Registered with the Registrar of Newspapers for India under R.N.I 53640/91
Vol. XXXI No. 11, September 16-30, 2021
A forwarded message pops up in a certain group – let’s just call it the Merry-Melange, as opposed to the Family-Freak-Outs, the WFH-Whatevers, the Fearsome-Fun-Finders, or The-Doggedly-Cerebrals, to name just a few from among the dozens of groups you have clamouring up and down your cell phone.
‘City stunned by death of beloved philanthropist’ the post says, and within seconds, messages rush in.
So sorry – RIP (palms meeting emoji)
Deepest condolences (palms meeting emoji)
So sad – why do v always lose the gud ones? (You’d think a condolence message deserves the respect of stretched-out spelling – but apparently this is part of that creature called ‘the new normal’.)
Om Shanthi (folded palms emoji)
Om Shanthi Shanthi Shanthi (Three folded palms emojis rapidly following each other – some people see competition everywhere)
Om Shanthi RIP (Well, okay – fusion works)
After around 37 such messages, a lone voice of sanity appears.
Guys, this person passed away in 2016. Old message going around.
It’s as if a bucket of ice-cold water has been flung into the group and an eerie silence now settles in and spreads.
You know, this whole business about forwarding forwards needs a bit of introspection.
You understand, of course.
Travel, meeting people, getting together with friends, is still a challenge for many.
So, messages are checked a zillion times a day, and in that zombie-like haze brought on by over-communication, you tend to blindly forward images, messages, videos, ‘news’ and completely unverified happenings to all and sundry.
Be honest – pre-2020, would you have sent that one of water circling the drain in a wash basin to everyone you know, including, by mistake, to your boss, who is now re-thinking your role in the company?
No – nor would you have decided that what the world, or that part of it you are connected to, urgently needs is that image of a cat taking a nap.
It’s true – the logical discriminating mind is either tottering or has given up, melting into a catatonic wasteland.
But, while you empathise with the person frenziedly forwarding the one about the heavy-set father ill-advisedly leaping on to his child’s trampoline, inadvertently launching said infant into space, you also understand why some people have that slightly stern warning beside their DP: ‘No forwards, no flowers, no good mornings’!
Although you can’t help thinking they should have added: no feel-good, life-enhancing messages either.
Such a menace these are, capable of transforming the sweetest, goodwill-towards-all-both-great-and-small creature into a kitchen-knife wielding psychopath.
Look, Life is hard enough without being subjected to Mary-Poppinsy joy-in-the-morning trilling the minute you open your eyes, especially when you know you are in for another mind-numbingly routine day, involving masks at that.
So, no, you will not see your blessings as stars in the sky because you have that many, thank you very much.
And people, two different enthu-cutlets sending the same forward just two messages apart…?
Literally TWO – count them.
Déjà vu in its place is interesting, but this nuclear level of carelessness brings on severe gnashing of teeth, and some fruity cussing.

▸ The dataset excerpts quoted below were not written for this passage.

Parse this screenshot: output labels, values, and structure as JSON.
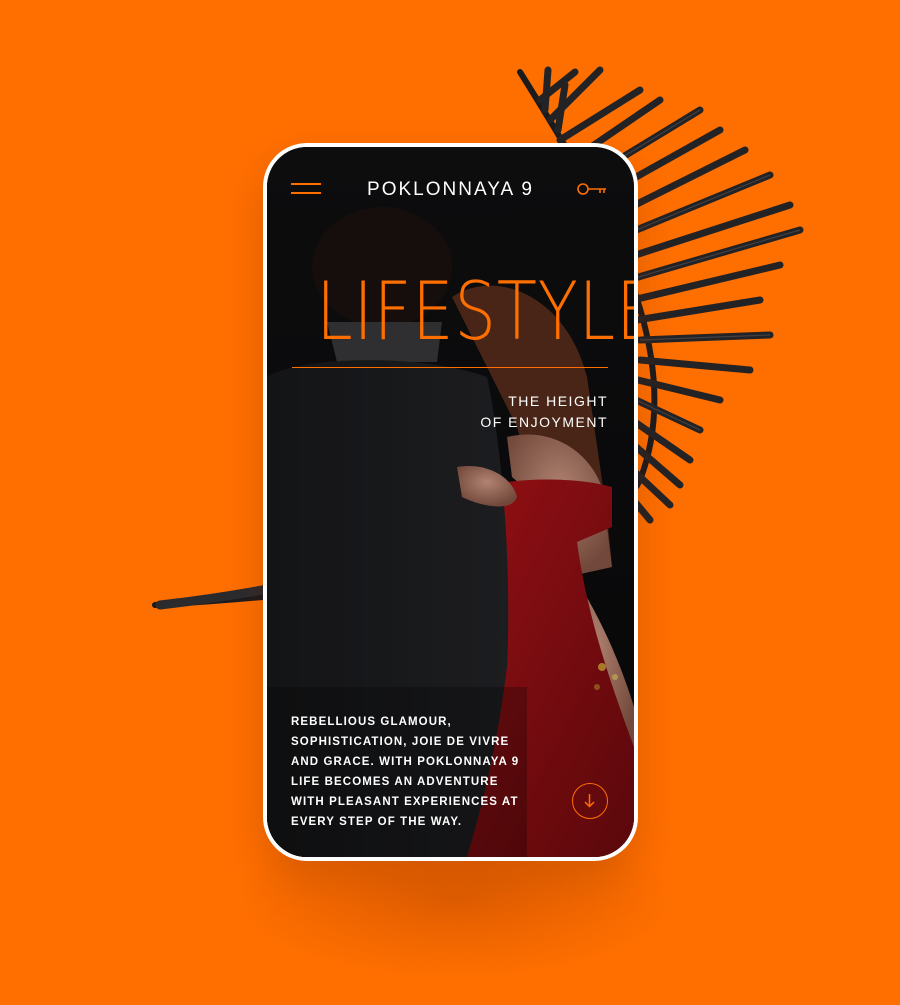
{
  "colors": {
    "background": "#ff6f00",
    "accent": "#ff6f00",
    "screen": "#0c0c0e",
    "text": "#ffffff"
  },
  "header": {
    "brand": "POKLONNAYA 9",
    "menu_icon": "hamburger-menu-icon",
    "key_icon": "key-icon"
  },
  "hero": {
    "title": "LIFESTYLE",
    "tagline_lines": [
      "THE HEIGHT",
      "OF ENJOYMENT"
    ]
  },
  "description_lines": [
    "REBELLIOUS GLAMOUR,",
    "SOPHISTICATION, JOIE DE VIVRE",
    "AND GRACE. WITH POKLONNAYA 9",
    "LIFE BECOMES AN ADVENTURE",
    "WITH PLEASANT EXPERIENCES AT",
    "EVERY STEP OF THE WAY."
  ],
  "scroll_button_icon": "arrow-down-icon"
}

Apart from being vaguely insulting to the person who JUST sent the first forward.
On a more serious note – do please check certain messages before forwarding because there’s a good chance that you could create a 21st century version of a panic set off by a certain War of The Worlds broadcast in 1938.
Given social media speed these days, this could rock the very foundations of civilisation as we know it.
(Come on – do you really believe a large lizard is attacking your city?)
And there’s no point feeling wounded and targeted when Sane-Voice pops up again, declaring your recent forward ‘Fake News’ for the whole group to see and snigger at, secretly thankful they didn’t tap ‘send’ as they almost did.
Also, do be aware that between auto-correct and the whimsical arrangement of letters on the keyboard, some sensational twists happen.
Due diligence prevents messages like ‘May all your dreams fry tofu’ from causing further damage. (No, not making this up.)
So – eye each message carefully from all angles, using the keenest, most piercing glance possible; trust no one, and exercise extreme caution before tapping ‘send’ … going forward.